Question

In: Finance

It’s Taylor’s Birthday Corp. needed to borrow $200,000. The company issued a 20-year, 11% coupon annual...

  1. It’s Taylor’s Birthday Corp. needed to borrow $200,000. The company issued a 20-year, 11% coupon annual payment bonds when market rates were 10.5% on January 1, 2015. One year later interest rates had increased to 8%. What is the issue price of the bonds? How much is it worth in 1 year?

Solutions

Expert Solution

Issue price

Price of a bond is the present value of its cash flows. The cash flows are the coupon payments and the face value receivable on maturity

Price of bond at issue is calculated using PV function in Excel :

rate = 10.5% (YTM of bonds = market interest rate)

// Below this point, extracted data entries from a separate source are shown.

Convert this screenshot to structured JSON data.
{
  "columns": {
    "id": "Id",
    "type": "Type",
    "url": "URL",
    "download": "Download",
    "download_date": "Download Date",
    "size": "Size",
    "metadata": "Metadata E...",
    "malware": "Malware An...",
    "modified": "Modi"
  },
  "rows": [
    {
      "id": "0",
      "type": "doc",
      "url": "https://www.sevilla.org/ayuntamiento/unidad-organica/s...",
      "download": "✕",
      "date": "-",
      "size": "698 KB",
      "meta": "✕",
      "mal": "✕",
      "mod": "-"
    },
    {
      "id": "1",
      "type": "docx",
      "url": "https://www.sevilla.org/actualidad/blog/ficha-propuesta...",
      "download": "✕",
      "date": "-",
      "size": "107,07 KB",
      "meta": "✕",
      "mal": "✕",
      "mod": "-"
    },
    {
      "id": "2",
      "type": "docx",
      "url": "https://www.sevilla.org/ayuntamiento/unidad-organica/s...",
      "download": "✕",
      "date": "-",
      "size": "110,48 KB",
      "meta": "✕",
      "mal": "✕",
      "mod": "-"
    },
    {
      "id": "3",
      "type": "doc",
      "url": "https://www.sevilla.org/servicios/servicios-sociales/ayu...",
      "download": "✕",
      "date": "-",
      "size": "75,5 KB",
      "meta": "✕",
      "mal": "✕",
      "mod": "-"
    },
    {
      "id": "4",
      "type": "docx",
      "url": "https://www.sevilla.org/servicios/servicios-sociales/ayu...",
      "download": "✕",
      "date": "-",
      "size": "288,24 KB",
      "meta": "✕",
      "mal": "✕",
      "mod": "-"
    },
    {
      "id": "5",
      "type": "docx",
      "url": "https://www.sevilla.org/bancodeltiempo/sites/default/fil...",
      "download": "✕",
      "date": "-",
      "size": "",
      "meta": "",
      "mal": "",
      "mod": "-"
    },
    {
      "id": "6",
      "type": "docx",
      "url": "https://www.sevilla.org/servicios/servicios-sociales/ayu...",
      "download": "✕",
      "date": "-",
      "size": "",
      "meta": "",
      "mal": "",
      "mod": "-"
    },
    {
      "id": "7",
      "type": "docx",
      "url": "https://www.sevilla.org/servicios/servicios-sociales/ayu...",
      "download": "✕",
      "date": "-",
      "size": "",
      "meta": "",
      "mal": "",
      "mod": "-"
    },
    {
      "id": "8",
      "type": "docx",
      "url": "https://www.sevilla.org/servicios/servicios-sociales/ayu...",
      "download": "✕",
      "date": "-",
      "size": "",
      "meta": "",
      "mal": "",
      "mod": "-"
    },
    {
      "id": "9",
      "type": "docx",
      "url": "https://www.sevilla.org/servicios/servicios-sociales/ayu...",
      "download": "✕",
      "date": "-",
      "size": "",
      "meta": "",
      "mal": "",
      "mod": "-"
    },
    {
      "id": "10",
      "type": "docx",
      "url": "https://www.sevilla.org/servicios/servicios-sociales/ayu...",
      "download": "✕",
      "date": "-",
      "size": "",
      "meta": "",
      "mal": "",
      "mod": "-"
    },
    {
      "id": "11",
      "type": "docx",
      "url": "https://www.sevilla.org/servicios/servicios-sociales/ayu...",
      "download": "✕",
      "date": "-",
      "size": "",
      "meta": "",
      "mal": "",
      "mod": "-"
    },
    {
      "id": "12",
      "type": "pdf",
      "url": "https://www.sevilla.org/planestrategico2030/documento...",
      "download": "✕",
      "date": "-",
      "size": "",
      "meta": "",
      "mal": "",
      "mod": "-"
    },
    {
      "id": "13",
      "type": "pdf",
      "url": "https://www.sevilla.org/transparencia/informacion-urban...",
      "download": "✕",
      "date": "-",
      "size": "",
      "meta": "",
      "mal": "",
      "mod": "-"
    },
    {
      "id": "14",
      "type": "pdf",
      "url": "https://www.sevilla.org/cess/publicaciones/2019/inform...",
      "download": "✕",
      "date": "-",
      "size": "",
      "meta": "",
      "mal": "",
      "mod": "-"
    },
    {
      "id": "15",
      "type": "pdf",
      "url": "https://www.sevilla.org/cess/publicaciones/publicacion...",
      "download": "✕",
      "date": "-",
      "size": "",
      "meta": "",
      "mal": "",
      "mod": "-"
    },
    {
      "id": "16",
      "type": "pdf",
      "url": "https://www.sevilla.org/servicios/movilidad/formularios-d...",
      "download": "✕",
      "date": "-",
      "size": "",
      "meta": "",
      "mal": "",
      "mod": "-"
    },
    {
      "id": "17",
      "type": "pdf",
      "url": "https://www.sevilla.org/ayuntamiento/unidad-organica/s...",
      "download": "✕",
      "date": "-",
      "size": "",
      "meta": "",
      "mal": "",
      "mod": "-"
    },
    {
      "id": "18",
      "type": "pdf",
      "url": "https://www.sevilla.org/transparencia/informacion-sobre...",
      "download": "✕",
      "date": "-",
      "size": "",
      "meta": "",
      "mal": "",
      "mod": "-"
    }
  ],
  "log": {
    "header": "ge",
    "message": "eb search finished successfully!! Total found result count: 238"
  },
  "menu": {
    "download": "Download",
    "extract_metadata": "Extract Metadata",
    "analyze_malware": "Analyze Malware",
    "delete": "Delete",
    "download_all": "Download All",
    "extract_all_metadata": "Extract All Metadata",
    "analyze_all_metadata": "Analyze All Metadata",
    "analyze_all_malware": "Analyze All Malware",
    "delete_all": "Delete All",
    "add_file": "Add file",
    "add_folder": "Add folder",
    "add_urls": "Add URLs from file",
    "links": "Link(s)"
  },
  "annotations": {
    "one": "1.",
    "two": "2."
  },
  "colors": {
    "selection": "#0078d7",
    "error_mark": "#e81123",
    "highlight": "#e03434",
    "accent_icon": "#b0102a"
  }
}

nper = 20 (Years remaining until maturity with 1 coupon payment each year)

pmt = 200000 * 11% (annual coupon payment = face value * coupon rate)

fv = 200000 (face value receivable on maturity)

PV is calculated to be $208,230.91. This is the issue price.

Price after one year

Price of bond after one year is calculated using PV function in Excel :

rate = 8% (YTM of bonds = market interest rate)

nper = 19 (Years remaining until maturity with 1 coupon payment each year)

pmt = 200000 * 11% (annual coupon payment = face value * coupon rate)

fv = 200000 (face value receivable on maturity)

PV is calculated to be $257,621.60. This is the price after one year.